Andre nodded, glum. He wasn’t surprised, although the plain fact of it still stung. “Then I’ll send them on their way if I see them.”

Mastroianni slapped his hands down on his thighs and said, “There are worse things to do, I suppose.”

His wife gave him a curious look. “What is that supposed to mean?”

“As I said, he made his own decision that created this problem,” the Maestro replied, pushing himself to his feet. “Now he must decide how to solve it.”

Ha crossed to Andre and gently but firmly pulled him to his feet. “I’ve searched for the right part for you for years, boy, but I have to admit I never thought you would choose to try improv.” The Maestro led him to the caravan’s door and paused there, studying Andre with a concerned look. “If you find it’s more than you can handle, that’s fine. Don’t do anything you’re not ready for. But if you are ready for it there’s no better time to try something new than right now. We don’t have another performance for a few days so you have some time and if you need something from the props or costumes make sure it’s back before the next show. Just let us know if you’ll be leaving camp. That’s all I ask.”

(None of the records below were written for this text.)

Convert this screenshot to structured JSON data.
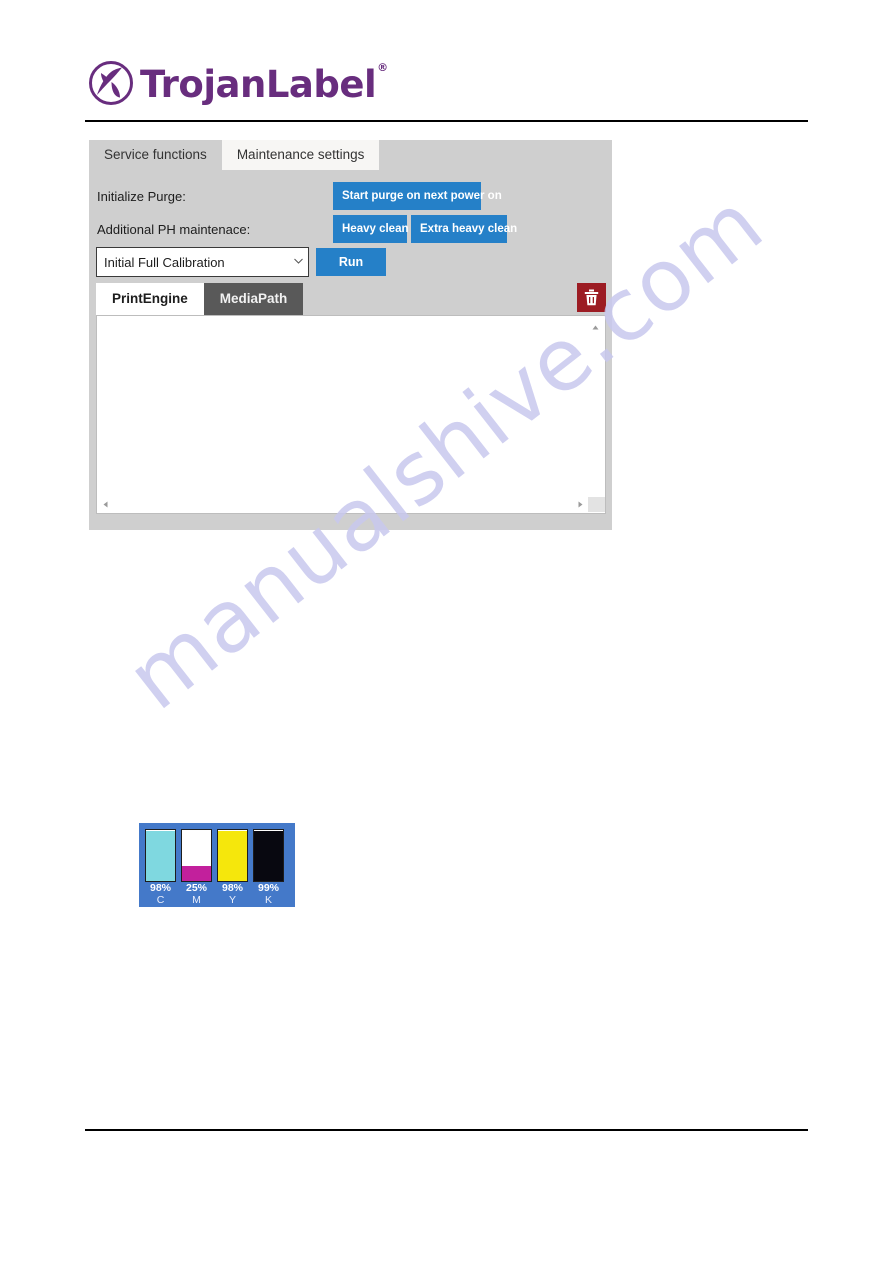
{
  "brand": {
    "name": "TrojanLabel",
    "registered_mark": "®",
    "color": "#682d7e"
  },
  "watermark": {
    "text": "manualshive.com",
    "color": "#c8c8ee"
  },
  "app": {
    "top_tabs": [
      {
        "label": "Service functions",
        "state": "inactive"
      },
      {
        "label": "Maintenance settings",
        "state": "active"
      }
    ],
    "rows": {
      "initialize_purge": {
        "label": "Initialize Purge:",
        "button": "Start purge on next power on"
      },
      "additional_ph_maintenance": {
        "label": "Additional PH maintenace:",
        "buttons": [
          "Heavy clean",
          "Extra heavy clean"
        ]
      },
      "calibration": {
        "selected": "Initial Full Calibration",
        "caret": "▼",
        "run_button": "Run"
      }
    },
    "sub_tabs": [
      {
        "label": "PrintEngine",
        "state": "active"
      },
      {
        "label": "MediaPath",
        "state": "inactive"
      }
    ],
    "delete_button": {
      "icon": "trash-icon",
      "color": "#9c1c23"
    },
    "scrollbar": {
      "up_arrow": "▲",
      "left_arrow": "◀",
      "right_arrow": "▶"
    },
    "accent_color": "#2580c8",
    "panel_color": "#cfcfcf"
  },
  "ink_levels": {
    "background_color": "#4479c9",
    "cartridges": [
      {
        "key": "C",
        "name": "Cyan",
        "percent_label": "98%",
        "percent": 98,
        "color": "#7fd8e0"
      },
      {
        "key": "M",
        "name": "Magenta",
        "percent_label": "25%",
        "percent": 25,
        "color": "#c2209c"
      },
      {
        "key": "Y",
        "name": "Yellow",
        "percent_label": "98%",
        "percent": 98,
        "color": "#f5e70c"
      },
      {
        "key": "K",
        "name": "Black",
        "percent_label": "99%",
        "percent": 99,
        "color": "#080810"
      }
    ]
  }
}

Their conversation done, Andre found himself crossing the camp with his thoughts awhirl. He wasn’t sure what had just happened. The Maestro clearly had some idea in mind, which annoyed Andre to no end both because Mastroianni hadn’t explained his idea and because he clearly expected Andre to do whatever it was regardless. It felt like he was just another actor for the Maestro to boss about on stage.

Ultimately there wasn’t much he could do about that either way in the middle of the night. So he slipped into his caravan, quietly made ready for bed and did his best to fall asleep. The results were mixed.

Andre didn’t remember the sun coming up the next morning so he assumed he must have fallen asleep at some point but from his overall exhaustion it couldn’t have been for more than a few hours. He dragged himself through the next day, mechanically going through the basic maintenance and cleaning tasks of a day without a show. He never saw sign of Belladonna. No strange man appeared and identified himself as Sophia’s father.

The next day he took Tullio and Gianni over to one of the city gates and they went busking, collecting a few coins from the people entering and exiting Fionni. Tullio played flute, like his mother taught him, while Gianni and Andre took turns tumbling. They did very well. By the time the sun was high overhead Andre had already emptied the coins from their collection basket twice. He was growing worried about the amount of money in their bag attracting attention. Finally, as things slowed to a crawl during lunch, he called for a stop and told the boys to run their takings back to the Maestro. Andre himself stayed by the gate, occasionally pulling a stunt or two for passersby.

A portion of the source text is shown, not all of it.